«Свободу» все еще фаршировали помехами – хотя еще в конце прошлого года и было полуофициально, скривившимся ртом, объявлено что-то невнятное и ушло-скорбно-бюджетное, заставлявшее было подумать о прекращении, ввиду абсолютного изнищания бюджета, транжиренья народных же денег на глушилки и на затруднение народу же доступа к радио-правде – короче, объявили, что глушить больше не будут – однако в действительности в Москве магнитные бури гэбэшних извилин все еще звенели (хотя и сильно слабее – как легкий насморк в сравнении со смертельной испанкой – так, декорация, а не препона), все еще производили в эфире, на частотах нездешних «голосов», звуковое, завывающее, как бы северное сияние.
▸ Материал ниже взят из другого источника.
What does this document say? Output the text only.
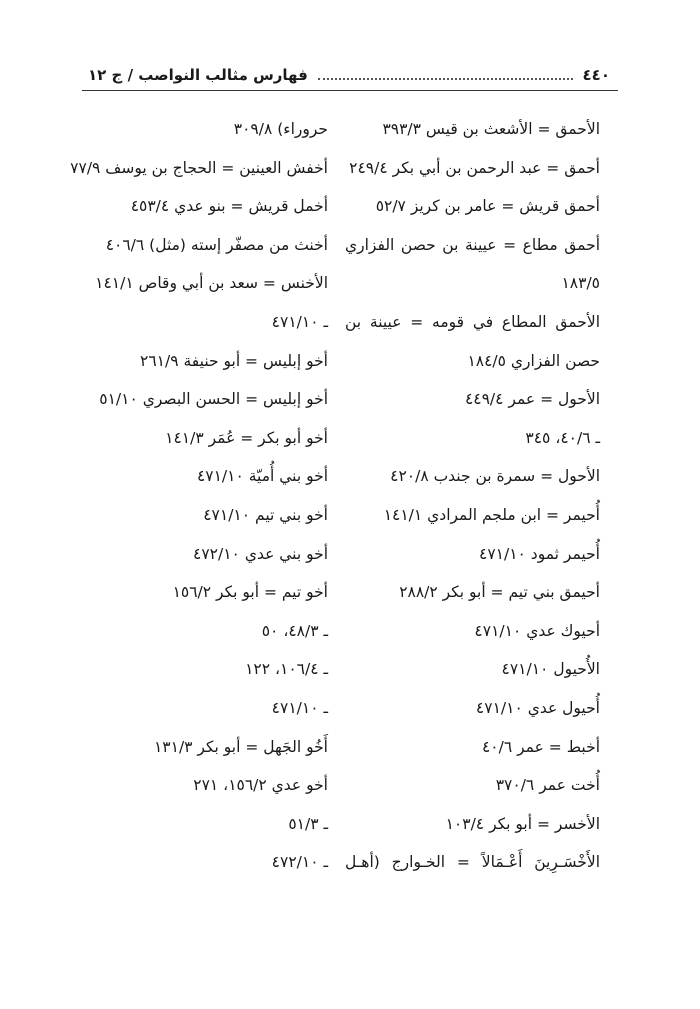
٤٤٠
فهارس مثالب النواصب / ج ١٢
الأحمق = الأشعث بن قيس ٣٩٣/٣
أحمق = عبد الرحمن بن أبي بكر ٢٤٩/٤
أحمق قريش = عامر بن كريز ٥٢/٧
أحمق مطاع = عيينة بن حصن الفزاري
١٨٣/٥
الأحمق المطاع في قومه = عيينة بن
حصن الفزاري ١٨٤/٥
الأحول = عمر ٤٤٩/٤
ـ ٤٠/٦، ٣٤٥
الأحول = سمرة بن جندب ٤٢٠/٨
أُحيمر = ابن ملجم المرادي ١٤١/١
أُحيمر ثمود ٤٧١/١٠
أحيمق بني تيم = أبو بكر ٢٨٨/٢
أحيوك عدي ٤٧١/١٠
الأُحيول ٤٧١/١٠
أُحيول عدي ٤٧١/١٠
أخبط = عمر ٤٠/٦
أُخت عمر ٣٧٠/٦
الأخسر = أبو بكر ١٠٣/٤
الأَخْسَـرِينَ أَعْـمَالاً = الخـوارج (أهـل
حروراء) ٣٠٩/٨
أخفش العينين = الحجاج بن يوسف ٧٧/٩
أخمل قريش = بنو عدي ٤٥٣/٤
أخنث من مصفّر إسته (مثل) ٤٠٦/٦
الأخنس = سعد بن أبي وقاص ١٤١/١
ـ ٤٧١/١٠
أخو إبليس = أبو حنيفة ٢٦١/٩
أخو إبليس = الحسن البصري ٥١/١٠
أخو أبو بكر = عُمَر ١٤١/٣
أخو بني أُميّة ٤٧١/١٠
أخو بني تيم ٤٧١/١٠
أخو بني عدي ٤٧٢/١٠
أخو تيم = أبو بكر ١٥٦/٢
ـ ٤٨/٣، ٥٠
ـ ١٠٦/٤، ١٢٢
ـ ٤٧١/١٠
أَخُو الجَهل = أبو بكر ١٣١/٣
أخو عدي ١٥٦/٢، ٢٧١
ـ ٥١/٣
ـ ٤٧٢/١٠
Сквозь которое весной, в хрустящем льдистыми лужами марте, Елена уже слушала на «Свободе» запрещенный советской цензурой Калединский «Стройбат» – весело, на бегу, распевая потом на улицах, на простенький мотивчик, передразнивая стариковскую Окуджавовскую интонацию (песенка которого как раз и была вводной темой к каждой части запрещенной повести, читавшейся в одно и то же время на заграничном радио, разнесенной в несколько дней): «Иду себе играю автоматом – как просто быть солдатом, солдатом» – а через два шага уже, поравнявшись с настоящими, реальными солдатами, запевала, своим уже натуральным тембром, лирично, задиристо, как серенаду, как будто себе под нос: «А если что не так – не наше дело: как говориться «Родина велела!» Как славно быть ни в чем не виноватым – совсем простым солдатом, солдатом…» Через все то же зудящее гэбэшное северное сияние в эфире приходилось слушать и такие экзотические диковинки, ни к чему в видимой жизни не применимые (и воспринимаемые как красивая игрушка) – как лекции Карла Поппера об открытом обществе; и, наконец – таким восхитительным резонансом узнавания встречаемые, обнимаемые всей душой, отрывки из Евангелия.
– Крутаков, можно я Юлины альбомы по искусству посмотрю? Неловко как-то, конечно, без нее… Можно? Я аккуратненько…
– Не-оррр-и, – прочитала она по губам обернувшегося, и со смехом ей показывавшего, чтобы сняла наушники, Крутакова, – и моментально, обидевшись, поняла, что и вправду орала – изо всех сил силясь перекричать звуки передачи «Свободы», и шумы заглушки в наушниках – как будто собственным голосом силилась помочь «Свободе» из этих шумов выпутаться.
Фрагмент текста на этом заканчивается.